Prof. Arnulf Stenzl, der DGU-Präsident, erklärt: „Der G‑BA lässt außer Acht, dass es bei der Bestimmung des PSA-Werts nicht um eine systematische, rein altersbezogene Reihenuntersuchung geht.“ Dies impliziere der Begriff „Screening“ unglücklicherweise. Vielmehr sei der PSA-Test ein wesentlicher Grundstein für eine risikoadaptierte, individualisierte Früherkennung von Prostatakrebs. „Dieser differenzierte Einsatz der PSA-Bestimmung minimiert falsch-positive Befunde sowie Überdiagnosen und ‑therapien auf ein in der Onkologie vertretbares Maß“, so Stenzl weiter. Der G‑BA habe somit eine „bisher einmalige Gelegenheit vertan, die Prostatakrebs-Früherkennung nach dem Stand zeitgemäßer Diagnostik zu verbessern.“

Experten-Interview

Der Urologe Dr. Frank Schiefelbein erklärt im Interview, warum ein risikoadaptierter PSA-Test die Zukunft ist und warum man den PSA-Test keinesfalls verteufeln sollte.
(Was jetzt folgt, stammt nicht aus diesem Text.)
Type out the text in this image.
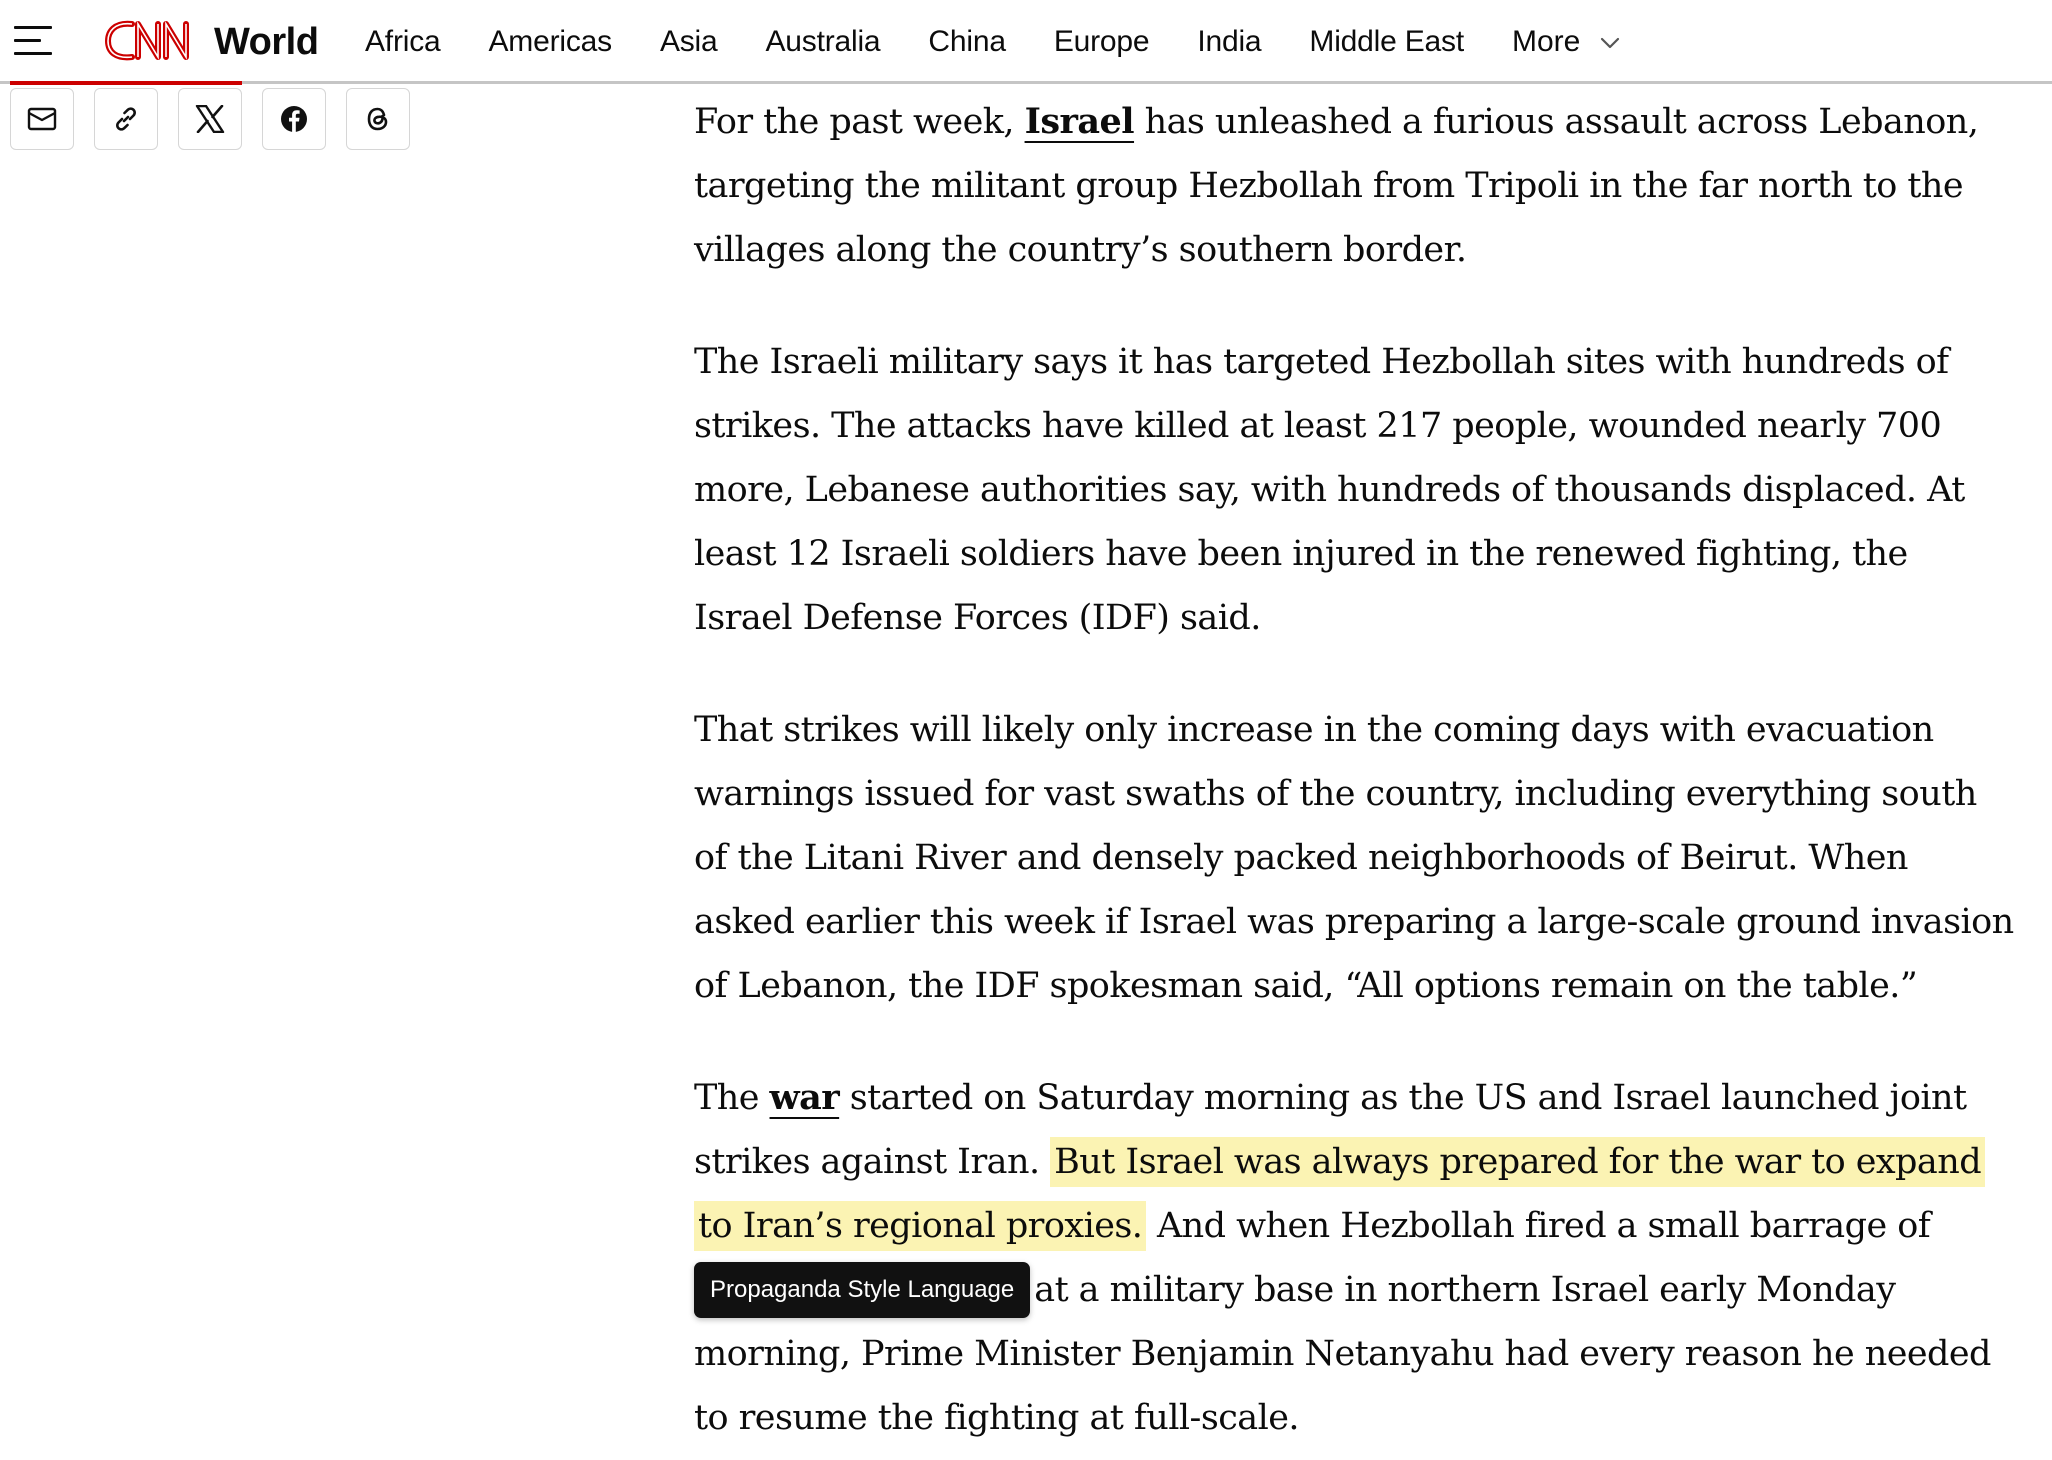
World Africa Americas Asia Australia China Europe India Middle East More

For the past week, Israel has unleashed a furious assault across Lebanon, targeting the militant group Hezbollah from Tripoli in the far north to the villages along the country’s southern border.

The Israeli military says it has targeted Hezbollah sites with hundreds of strikes. The attacks have killed at least 217 people, wounded nearly 700 more, Lebanese authorities say, with hundreds of thousands displaced. At least 12 Israeli soldiers have been injured in the renewed fighting, the Israel Defense Forces (IDF) said.

That strikes will likely only increase in the coming days with evacuation warnings issued for vast swaths of the country, including everything south of the Litani River and densely packed neighborhoods of Beirut. When asked earlier this week if Israel was preparing a large-scale ground invasion of Lebanon, the IDF spokesman said, “All options remain on the table.”

The war started on Saturday morning as the US and Israel launched joint strikes against Iran. But Israel was always prepared for the war to expand to Iran’s regional proxies. And when Hezbollah fired a small barrage of Propaganda Style Language at a military base in northern Israel early Monday morning, Prime Minister Benjamin Netanyahu had every reason he needed to resume the fighting at full-scale.
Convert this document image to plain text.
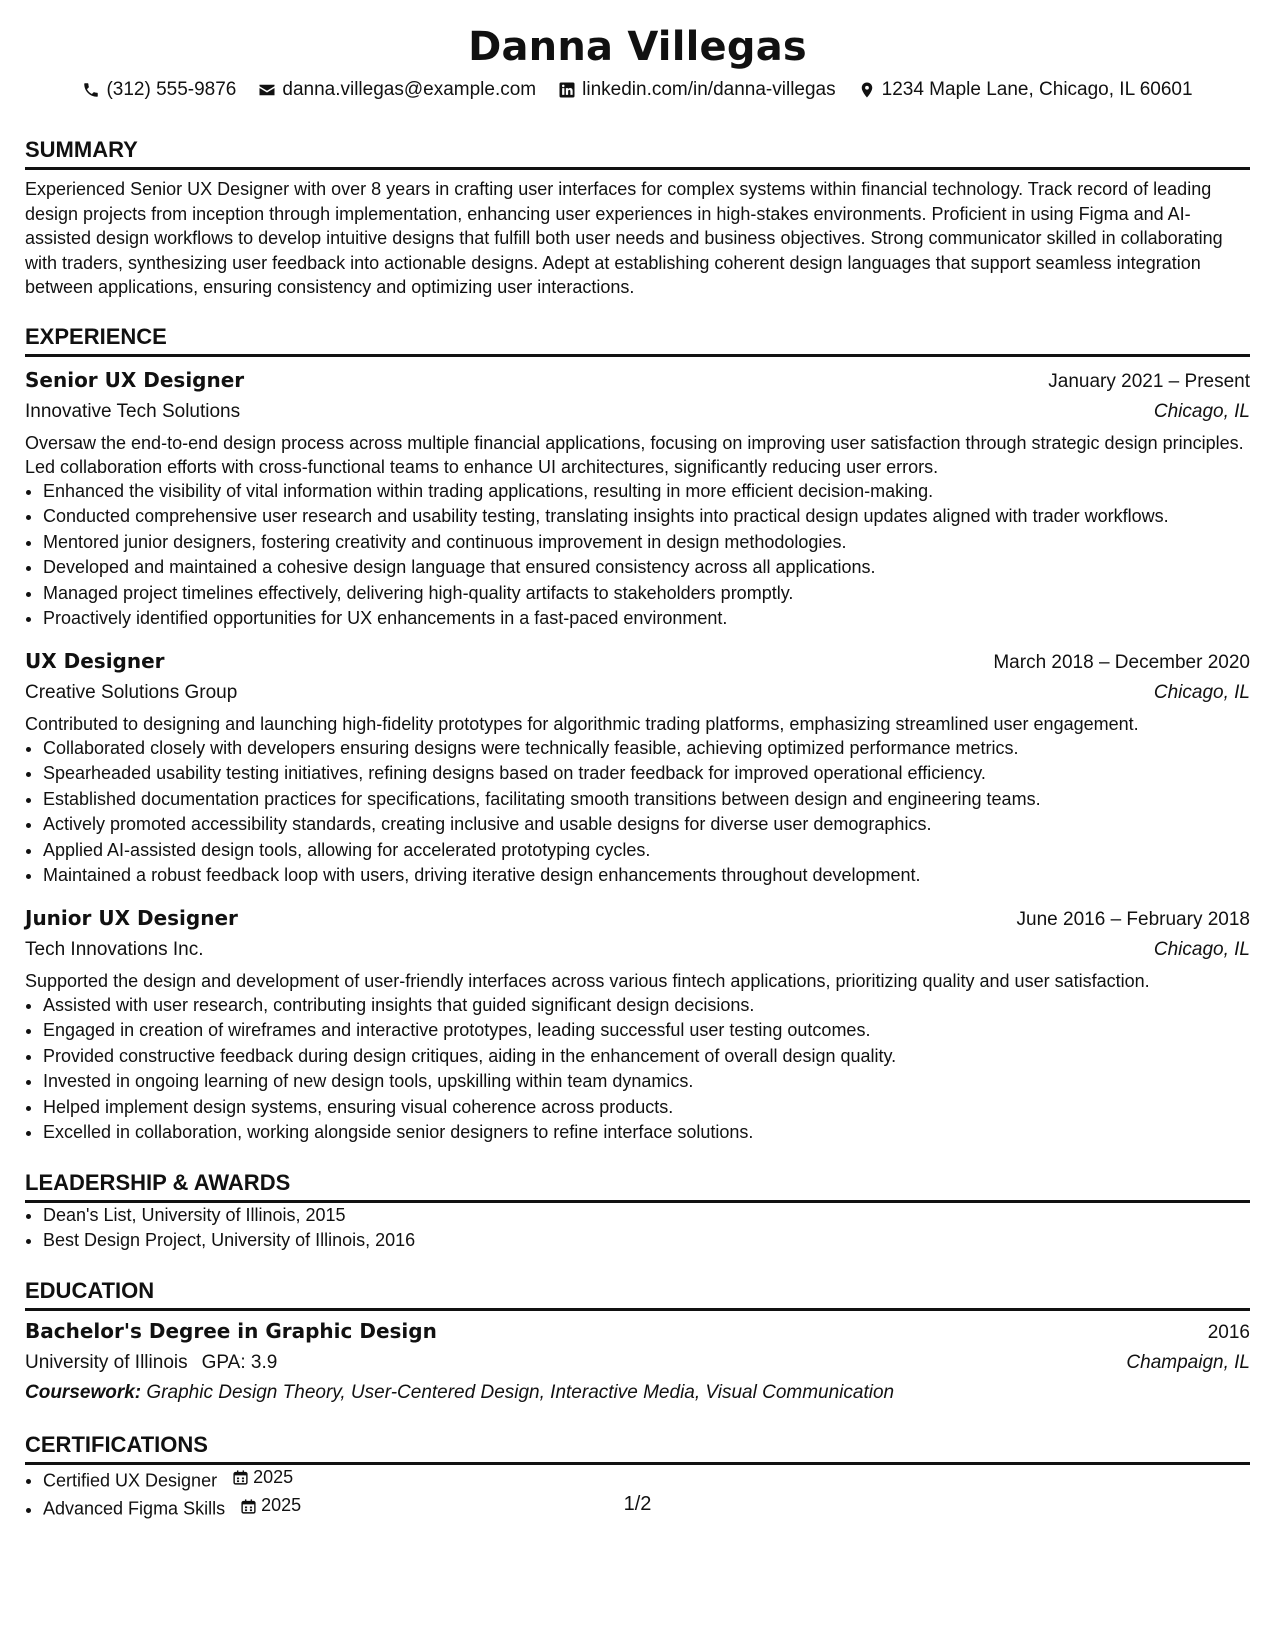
Danna Villegas
(312) 555-9876 danna.villegas@example.com linkedin.com/in/danna-villegas 1234 Maple Lane, Chicago, IL 60601
SUMMARY
Experienced Senior UX Designer with over 8 years in crafting user interfaces for complex systems within financial technology. Track record of leading design projects from inception through implementation, enhancing user experiences in high-stakes environments. Proficient in using Figma and AI-assisted design workflows to develop intuitive designs that fulfill both user needs and business objectives. Strong communicator skilled in collaborating with traders, synthesizing user feedback into actionable designs. Adept at establishing coherent design languages that support seamless integration between applications, ensuring consistency and optimizing user interactions.
EXPERIENCE
Senior UX Designer	January 2021 – Present
Innovative Tech Solutions	Chicago, IL
Oversaw the end-to-end design process across multiple financial applications, focusing on improving user satisfaction through strategic design principles. Led collaboration efforts with cross-functional teams to enhance UI architectures, significantly reducing user errors.
• Enhanced the visibility of vital information within trading applications, resulting in more efficient decision-making.
• Conducted comprehensive user research and usability testing, translating insights into practical design updates aligned with trader workflows.
• Mentored junior designers, fostering creativity and continuous improvement in design methodologies.
• Developed and maintained a cohesive design language that ensured consistency across all applications.
• Managed project timelines effectively, delivering high-quality artifacts to stakeholders promptly.
• Proactively identified opportunities for UX enhancements in a fast-paced environment.
UX Designer	March 2018 – December 2020
Creative Solutions Group	Chicago, IL
Contributed to designing and launching high-fidelity prototypes for algorithmic trading platforms, emphasizing streamlined user engagement.
• Collaborated closely with developers ensuring designs were technically feasible, achieving optimized performance metrics.
• Spearheaded usability testing initiatives, refining designs based on trader feedback for improved operational efficiency.
• Established documentation practices for specifications, facilitating smooth transitions between design and engineering teams.
• Actively promoted accessibility standards, creating inclusive and usable designs for diverse user demographics.
• Applied AI-assisted design tools, allowing for accelerated prototyping cycles.
• Maintained a robust feedback loop with users, driving iterative design enhancements throughout development.
Junior UX Designer	June 2016 – February 2018
Tech Innovations Inc.	Chicago, IL
Supported the design and development of user-friendly interfaces across various fintech applications, prioritizing quality and user satisfaction.
• Assisted with user research, contributing insights that guided significant design decisions.
• Engaged in creation of wireframes and interactive prototypes, leading successful user testing outcomes.
• Provided constructive feedback during design critiques, aiding in the enhancement of overall design quality.
• Invested in ongoing learning of new design tools, upskilling within team dynamics.
• Helped implement design systems, ensuring visual coherence across products.
• Excelled in collaboration, working alongside senior designers to refine interface solutions.
LEADERSHIP & AWARDS
• Dean's List, University of Illinois, 2015
• Best Design Project, University of Illinois, 2016
EDUCATION
Bachelor's Degree in Graphic Design	2016
University of Illinois GPA: 3.9	Champaign, IL
Coursework: Graphic Design Theory, User-Centered Design, Interactive Media, Visual Communication
CERTIFICATIONS
• Certified UX Designer 2025
• Advanced Figma Skills 2025	1/2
Der Wermutstropfen für Männer: Ärzte rechnen erst in einigen Jahren mit aussagekräftigen Ergebnissen der PROBASE-Studie. Es wird also noch einige Zeit ins Land gehen. Nur bei entsprechenden (positiven) Studienergebnissen kann im G‑BA ein Antrag zur nochmaligen Beratung gestellt werden. Berechtigt dazu sind Patientenvertreter sowie die Trägerorganisationen und unparteiischen Mitglieder des G‑BA. Erst dann könnte der PSA-Test tatsächlich ein Teil eines gesetzlichen Programms zur Früherkennung von Prostatakrebs werden. Und bis dahin heißt es: Männer müssen den PSA-Test zur Krebsfrüherkennung aus der eigenen Tasche bezahlen.